Private equity firm TPG wanted to come to a resolution with Sabra Health Care REIT (Nasdaq: SBRA) on its Enlivant joint venture by the end of 2021.
Ongoing operational pressures stemming from Covid-19 have forced TPG to reconsider that time table, and now the two sides have agreed to push back any resolution to the JV until the portfolio shows signs of a recovery, CEO Rick Matros said Thursday during Sabra’s Q1 2021 earnings call.
TPG owns a 51% stake in the venture, consisting of 158 assisted living facilities. While Matros has stressed that Sabra still likes the portfolio’s long-term upside, the communities continue to struggle with pandemic-related operational and expense headwinds that will take time to recover.
Any resolution to the JV would have to be financially beneficial for both parties. But any offer Sabra made for TPG’s share at this time would be at levels well below the strike price agreed upon under the old option, which expired on Jan. 1, 2021.
TPG would like to exit the JV with some measurable return on investment. Sabra, meanwhile, will only act on a price that will give the REIT some runway to grow the portfolio’s business. If it cannot, then it will put the proceeds in place to use on other investments.
“We’re still in the same position that we’ve been in all along,” Matros said. “Either way, we feel like we’re in a good position.”
For the quarter, Sabra reported normalized funds from operations (FFO) of 40 cents per share, on $152.4 million in revenue. The revenue was a 2% increase over the previous year.
The REIT also announced its Q2 2021 earnings guidance: net income ranging between 13 cents and 14 cents per share, and FFO ranging between 38 cents and 39 cents per share.
Overall, Sabra’s senior housing segment struggled in the first quarter. Occupancy across its leased portfolio bottomed out in the first half of February 2021, but has improved by 365 basis points since. Occupancy in the REIT’s managed senior housing portfolio hit its nadir in the first half of March 2021, but has improved by 143 basis points through the end of April.
The Enlivant JV saw same-store net operating income (NOI) decline 64.2% over the previous year, and occupancy fell 13.5%, year over year, ending the quarter at 68%, BMO Capital Markets analysts John Kim and Juan Sanabria wrote in a note to investors.
The Enlivant communities are showing small signs of recovery. Gross move-ins in March 2021 were at their highest levels in 18 months, and near a historical peak of 2.3 per month. Leads and tours in March 2021 were 35% higher than March 2019 levels — momentum which continued into April. And move-outs in March were 13% lower than budgeted.

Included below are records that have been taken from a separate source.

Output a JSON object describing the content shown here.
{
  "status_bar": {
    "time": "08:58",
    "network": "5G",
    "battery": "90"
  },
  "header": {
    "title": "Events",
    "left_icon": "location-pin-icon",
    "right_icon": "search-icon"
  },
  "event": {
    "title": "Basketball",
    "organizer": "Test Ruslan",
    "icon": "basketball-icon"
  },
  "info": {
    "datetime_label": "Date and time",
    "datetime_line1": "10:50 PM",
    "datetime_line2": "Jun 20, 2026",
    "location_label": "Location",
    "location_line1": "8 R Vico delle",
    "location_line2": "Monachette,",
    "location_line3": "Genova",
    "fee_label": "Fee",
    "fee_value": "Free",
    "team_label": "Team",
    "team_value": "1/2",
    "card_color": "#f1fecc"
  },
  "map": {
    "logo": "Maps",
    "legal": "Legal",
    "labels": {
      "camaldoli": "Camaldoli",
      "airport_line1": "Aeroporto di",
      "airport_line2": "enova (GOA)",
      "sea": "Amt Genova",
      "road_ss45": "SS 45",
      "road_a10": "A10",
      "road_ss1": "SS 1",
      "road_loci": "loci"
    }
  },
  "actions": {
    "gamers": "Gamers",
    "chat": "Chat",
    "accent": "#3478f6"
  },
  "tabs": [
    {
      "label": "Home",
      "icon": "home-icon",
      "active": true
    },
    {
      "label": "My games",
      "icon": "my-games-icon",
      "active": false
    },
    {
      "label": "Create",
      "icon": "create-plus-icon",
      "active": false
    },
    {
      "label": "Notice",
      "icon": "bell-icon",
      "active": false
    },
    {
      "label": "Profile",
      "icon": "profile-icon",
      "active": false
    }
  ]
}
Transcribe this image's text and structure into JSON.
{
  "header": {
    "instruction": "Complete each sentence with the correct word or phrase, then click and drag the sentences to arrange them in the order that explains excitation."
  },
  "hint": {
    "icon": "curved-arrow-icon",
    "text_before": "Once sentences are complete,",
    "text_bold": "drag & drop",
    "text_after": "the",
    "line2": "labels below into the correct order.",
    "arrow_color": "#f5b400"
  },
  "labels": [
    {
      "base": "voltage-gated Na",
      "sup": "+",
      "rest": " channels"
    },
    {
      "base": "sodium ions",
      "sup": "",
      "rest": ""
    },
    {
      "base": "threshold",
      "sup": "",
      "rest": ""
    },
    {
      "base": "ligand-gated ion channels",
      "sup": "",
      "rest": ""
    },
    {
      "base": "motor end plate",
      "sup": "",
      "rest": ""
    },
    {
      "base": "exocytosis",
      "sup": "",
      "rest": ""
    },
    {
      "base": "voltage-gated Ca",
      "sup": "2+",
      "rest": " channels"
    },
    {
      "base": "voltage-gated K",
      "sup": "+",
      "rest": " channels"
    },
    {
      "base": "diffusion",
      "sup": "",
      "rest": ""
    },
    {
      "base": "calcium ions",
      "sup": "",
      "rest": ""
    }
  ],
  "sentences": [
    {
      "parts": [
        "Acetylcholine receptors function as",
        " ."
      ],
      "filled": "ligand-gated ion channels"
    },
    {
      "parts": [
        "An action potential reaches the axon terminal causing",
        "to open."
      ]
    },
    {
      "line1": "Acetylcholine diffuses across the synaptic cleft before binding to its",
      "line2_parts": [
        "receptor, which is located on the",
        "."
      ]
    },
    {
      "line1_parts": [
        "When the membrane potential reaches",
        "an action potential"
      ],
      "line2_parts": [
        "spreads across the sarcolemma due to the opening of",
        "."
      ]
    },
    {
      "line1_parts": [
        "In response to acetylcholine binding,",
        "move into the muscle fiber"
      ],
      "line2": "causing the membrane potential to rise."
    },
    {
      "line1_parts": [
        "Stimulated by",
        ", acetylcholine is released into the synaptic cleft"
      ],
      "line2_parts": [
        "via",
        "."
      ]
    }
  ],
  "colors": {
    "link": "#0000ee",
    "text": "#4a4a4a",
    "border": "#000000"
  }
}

Occupancy across the Enlivant communities improved 1.5% from March to April, to 68.9% as of April 30. From mid-March to April 30, however, occupancy improved to 69.7%
“Together these statistics point to a backlog of interest in senior housing, which should support higher lease conversions and results in increased occupancy,” said Sabra Executive Vice President, Chief Investment Officer and Treasurer Talya Nevo-Hacohen.
Enlivant also underwent a leadership change, with former COO Dan Guill becoming CEO effective April 1.
Sabra also reported operational improvement in its independent living assets managed by Holiday Retirement, which account for 5.4% of the REIT’s total NOI. Gross move-ins in March were 50% higher than February. April occupancy was 78.8% — a 2.5% improvement from mid-March.
Most importantly for Sabra, RevPOR has held up across the managed portfolio throughout the pandemic, and safety is now a vital component in the sales messaging process.
Sabra stock held steady in trading Thursday, closing up 1% to $17.39 per share.